Discussion in 'Amps and Cabs [BG]' started by dllive, Mar 17, 2014.

  1. dllive


    Dec 30, 2011
    I have a 200 watt amp and a 300 watt cab. Does this mean I will only ever get 200 watts of sound out of my cab?
  2. lokikallas

    lokikallas Supporting Member

    Aug 15, 2010
    los angeles
    Pretty much, but that puts you in a fairly safe range to crank the amp without fear of blowing speakers.
  3. dllive


    Dec 30, 2011
    Thanks. I hadnt thought of blowing the speaker. So its always best that the cab is higher wattage than th ehead.
  4. CL400Peavey

    CL400Peavey Supporting Member

    Nov 7, 2011
    Grand Rapids Michigan

    To the OP: use your ears and what is between them. If the cab sounds like it is going to blow then it will. Many cabs reach their mechanical limits well before their thermal ratings.
  5. dwjazz54


    Jan 21, 2003
    Jersey City, NJ
    ^^^^This x1000^^^^

    Wattage ratings are, in essence, just numbers. Amps may put out spikes higher than their advertised ratings. Cabs can give out if EQ's and brains are not properly utilized.

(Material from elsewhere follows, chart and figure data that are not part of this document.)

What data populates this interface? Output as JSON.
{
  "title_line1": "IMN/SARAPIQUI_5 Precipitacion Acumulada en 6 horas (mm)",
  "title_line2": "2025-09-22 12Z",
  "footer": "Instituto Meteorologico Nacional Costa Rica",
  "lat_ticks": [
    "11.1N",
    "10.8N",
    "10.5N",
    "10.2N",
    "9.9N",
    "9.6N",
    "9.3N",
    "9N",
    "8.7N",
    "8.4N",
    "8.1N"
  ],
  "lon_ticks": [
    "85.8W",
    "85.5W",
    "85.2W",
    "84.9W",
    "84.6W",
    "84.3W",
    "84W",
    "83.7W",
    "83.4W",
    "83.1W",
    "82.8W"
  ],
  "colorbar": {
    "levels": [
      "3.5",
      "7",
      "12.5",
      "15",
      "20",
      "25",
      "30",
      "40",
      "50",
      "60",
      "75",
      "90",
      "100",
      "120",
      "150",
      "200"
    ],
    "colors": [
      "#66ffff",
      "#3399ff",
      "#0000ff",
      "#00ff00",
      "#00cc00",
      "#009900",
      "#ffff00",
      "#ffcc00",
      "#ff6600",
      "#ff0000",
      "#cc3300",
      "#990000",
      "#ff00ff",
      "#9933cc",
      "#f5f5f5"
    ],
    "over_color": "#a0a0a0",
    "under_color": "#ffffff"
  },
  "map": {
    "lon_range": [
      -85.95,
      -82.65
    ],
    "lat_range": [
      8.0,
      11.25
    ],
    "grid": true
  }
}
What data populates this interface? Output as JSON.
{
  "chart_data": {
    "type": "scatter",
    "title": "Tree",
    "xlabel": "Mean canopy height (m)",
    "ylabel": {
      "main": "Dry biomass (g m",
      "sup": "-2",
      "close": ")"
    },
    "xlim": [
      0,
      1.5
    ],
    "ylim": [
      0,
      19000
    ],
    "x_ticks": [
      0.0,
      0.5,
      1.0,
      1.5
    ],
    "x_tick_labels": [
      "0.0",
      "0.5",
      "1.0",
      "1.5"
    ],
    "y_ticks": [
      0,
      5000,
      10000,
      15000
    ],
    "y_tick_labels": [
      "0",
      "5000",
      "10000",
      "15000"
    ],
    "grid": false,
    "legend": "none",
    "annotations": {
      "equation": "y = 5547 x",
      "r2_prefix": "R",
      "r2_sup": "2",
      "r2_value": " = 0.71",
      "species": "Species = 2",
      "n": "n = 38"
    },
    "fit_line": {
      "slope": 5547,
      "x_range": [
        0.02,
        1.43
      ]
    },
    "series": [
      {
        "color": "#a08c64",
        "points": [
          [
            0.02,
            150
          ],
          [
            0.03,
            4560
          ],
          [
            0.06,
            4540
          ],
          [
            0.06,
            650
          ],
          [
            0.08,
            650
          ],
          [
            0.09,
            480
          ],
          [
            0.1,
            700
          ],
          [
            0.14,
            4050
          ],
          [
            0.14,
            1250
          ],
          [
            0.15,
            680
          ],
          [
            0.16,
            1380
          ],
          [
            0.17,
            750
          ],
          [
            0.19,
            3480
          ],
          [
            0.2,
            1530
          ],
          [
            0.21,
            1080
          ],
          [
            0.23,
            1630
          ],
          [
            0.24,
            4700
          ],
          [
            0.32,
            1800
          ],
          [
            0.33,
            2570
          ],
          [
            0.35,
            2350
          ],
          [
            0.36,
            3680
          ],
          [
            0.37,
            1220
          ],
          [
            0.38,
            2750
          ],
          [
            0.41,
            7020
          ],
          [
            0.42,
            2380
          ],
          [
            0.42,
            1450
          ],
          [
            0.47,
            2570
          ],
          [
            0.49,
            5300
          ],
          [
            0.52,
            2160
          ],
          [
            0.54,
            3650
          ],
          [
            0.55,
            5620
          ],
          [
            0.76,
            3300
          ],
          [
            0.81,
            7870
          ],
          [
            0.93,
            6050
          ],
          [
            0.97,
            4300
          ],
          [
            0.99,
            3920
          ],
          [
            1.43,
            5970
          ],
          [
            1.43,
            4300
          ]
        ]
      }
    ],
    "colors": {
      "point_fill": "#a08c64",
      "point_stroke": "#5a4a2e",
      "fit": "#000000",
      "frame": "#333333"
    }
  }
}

    And this has been SOOO covered.
  6. Jaco who?

    Jaco who?

    May 20, 2008
    The amount of power the amp puts out is determined by the impedance of the cab, not at what it's rated for. If it is an 8Ω cab and your amp puts out 200 watts @ 4Ωs, you'll probably get around 130 watts.

    If it is a 4Ω cab and your amp puts out 200 watts @4Ωs, you will get 200 watts to the cab.

    There are stickies above about this, although they can get annoying as heck to read if they're shown in a typical bickering thread type of format. ;)
  7. Munjibunga

    Munjibunga Total Hyper-Elite Member Gold Supporting Member

    May 6, 2000
    San Diego (when not at Groom Lake)
    Independent Contractor to Bass San Diego
    You might not even get that without blowing a speaker. See post #4.